Der Aussicht, dass das nächste Kinderfest erst 2024 stattfinden kann, gewann Schuldirektor Buschor am Ende der TVO-Diskussion dann auch noch eine positive Seite ab: Die Vorfreude aufs Jubiläumsfest dauere so vier Jahre. Dieses Fest, so bestätigte Buschor auf Nachhaken von Stefan Schmid, werde dann grösser und schöner als alle bisherigen Kinderfeste.

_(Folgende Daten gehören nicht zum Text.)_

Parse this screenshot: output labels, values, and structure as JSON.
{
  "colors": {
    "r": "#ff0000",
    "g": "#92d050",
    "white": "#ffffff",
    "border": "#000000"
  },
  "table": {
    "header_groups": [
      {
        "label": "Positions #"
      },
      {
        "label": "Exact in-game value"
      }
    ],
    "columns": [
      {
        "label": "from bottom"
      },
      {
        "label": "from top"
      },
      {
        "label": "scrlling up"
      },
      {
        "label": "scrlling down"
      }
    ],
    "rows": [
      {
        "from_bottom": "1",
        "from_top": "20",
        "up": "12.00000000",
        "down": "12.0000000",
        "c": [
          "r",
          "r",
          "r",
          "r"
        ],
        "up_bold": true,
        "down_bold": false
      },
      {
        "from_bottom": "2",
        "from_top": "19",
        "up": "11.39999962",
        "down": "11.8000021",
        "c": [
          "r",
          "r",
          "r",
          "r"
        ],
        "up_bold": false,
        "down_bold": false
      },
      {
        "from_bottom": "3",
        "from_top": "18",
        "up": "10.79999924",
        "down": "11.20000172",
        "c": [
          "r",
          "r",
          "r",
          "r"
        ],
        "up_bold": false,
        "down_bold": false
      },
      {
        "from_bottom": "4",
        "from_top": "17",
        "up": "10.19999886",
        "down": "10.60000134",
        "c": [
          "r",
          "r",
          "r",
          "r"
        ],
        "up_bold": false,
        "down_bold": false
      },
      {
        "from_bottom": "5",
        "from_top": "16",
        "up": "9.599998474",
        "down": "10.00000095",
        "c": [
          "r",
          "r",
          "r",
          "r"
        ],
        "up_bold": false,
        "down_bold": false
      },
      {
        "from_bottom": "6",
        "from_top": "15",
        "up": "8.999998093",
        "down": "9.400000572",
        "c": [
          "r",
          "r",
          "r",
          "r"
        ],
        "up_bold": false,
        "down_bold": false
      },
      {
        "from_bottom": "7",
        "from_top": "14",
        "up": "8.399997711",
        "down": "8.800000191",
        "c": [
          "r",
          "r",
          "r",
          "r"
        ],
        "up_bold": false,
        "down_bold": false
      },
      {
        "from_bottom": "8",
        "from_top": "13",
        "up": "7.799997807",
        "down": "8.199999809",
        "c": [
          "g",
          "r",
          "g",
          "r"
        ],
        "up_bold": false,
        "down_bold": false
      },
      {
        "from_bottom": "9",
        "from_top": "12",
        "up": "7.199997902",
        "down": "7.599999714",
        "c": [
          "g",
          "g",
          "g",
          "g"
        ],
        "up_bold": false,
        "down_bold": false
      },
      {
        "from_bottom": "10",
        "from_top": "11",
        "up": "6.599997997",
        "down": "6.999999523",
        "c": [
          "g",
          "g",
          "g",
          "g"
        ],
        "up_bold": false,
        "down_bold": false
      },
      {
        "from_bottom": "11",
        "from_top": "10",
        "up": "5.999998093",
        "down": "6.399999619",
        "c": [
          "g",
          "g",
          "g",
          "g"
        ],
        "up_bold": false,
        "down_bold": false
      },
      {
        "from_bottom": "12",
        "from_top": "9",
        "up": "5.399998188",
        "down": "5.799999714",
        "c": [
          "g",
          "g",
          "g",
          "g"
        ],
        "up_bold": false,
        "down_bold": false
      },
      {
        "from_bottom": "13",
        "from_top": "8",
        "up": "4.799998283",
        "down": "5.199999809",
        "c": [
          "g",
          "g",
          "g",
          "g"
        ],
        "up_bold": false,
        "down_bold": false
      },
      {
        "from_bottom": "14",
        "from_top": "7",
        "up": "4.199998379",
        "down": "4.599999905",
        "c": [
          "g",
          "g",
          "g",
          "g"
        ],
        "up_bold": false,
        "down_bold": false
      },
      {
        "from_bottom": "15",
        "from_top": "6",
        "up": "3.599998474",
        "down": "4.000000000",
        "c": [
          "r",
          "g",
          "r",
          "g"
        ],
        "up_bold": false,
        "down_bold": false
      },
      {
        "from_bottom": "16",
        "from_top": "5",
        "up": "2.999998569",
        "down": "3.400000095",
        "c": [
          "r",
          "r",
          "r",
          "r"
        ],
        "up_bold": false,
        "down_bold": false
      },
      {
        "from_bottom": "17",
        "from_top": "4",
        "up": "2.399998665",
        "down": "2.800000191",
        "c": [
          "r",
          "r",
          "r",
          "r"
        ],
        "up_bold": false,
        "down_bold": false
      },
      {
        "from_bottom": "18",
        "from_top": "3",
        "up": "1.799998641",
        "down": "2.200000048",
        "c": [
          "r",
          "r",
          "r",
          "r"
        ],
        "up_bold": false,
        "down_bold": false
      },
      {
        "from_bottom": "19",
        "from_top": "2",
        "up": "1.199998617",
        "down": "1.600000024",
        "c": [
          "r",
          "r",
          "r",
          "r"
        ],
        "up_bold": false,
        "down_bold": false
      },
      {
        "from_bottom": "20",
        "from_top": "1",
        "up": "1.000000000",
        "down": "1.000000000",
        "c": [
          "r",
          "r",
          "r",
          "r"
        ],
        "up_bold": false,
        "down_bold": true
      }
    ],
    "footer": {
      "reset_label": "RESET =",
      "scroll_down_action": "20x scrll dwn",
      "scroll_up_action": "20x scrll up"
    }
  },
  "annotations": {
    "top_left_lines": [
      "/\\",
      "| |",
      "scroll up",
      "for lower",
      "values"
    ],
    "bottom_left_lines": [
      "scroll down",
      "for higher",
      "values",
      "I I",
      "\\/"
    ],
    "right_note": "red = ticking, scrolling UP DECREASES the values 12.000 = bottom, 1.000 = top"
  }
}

Herzblut vergiessen und Fest doch noch ermöglichen

Enttäuscht zeigte sich am Schluss der Debatte Manuela Ronzani. Markus Buschor habe kürzlich bei der Präsentation seiner Kandidatur fürs Stadtpräsidium doch von seinem Herzblut für die Stadt St.Gallen geschwärmt. Er solle jetzt Herzblut fürs Kinderfest vergiessen und sich für eine Durchführung 2021 oder 2022 einsetzen, wünschte sich die SVP-Stadtparlamentarierin vom Schuldirektor.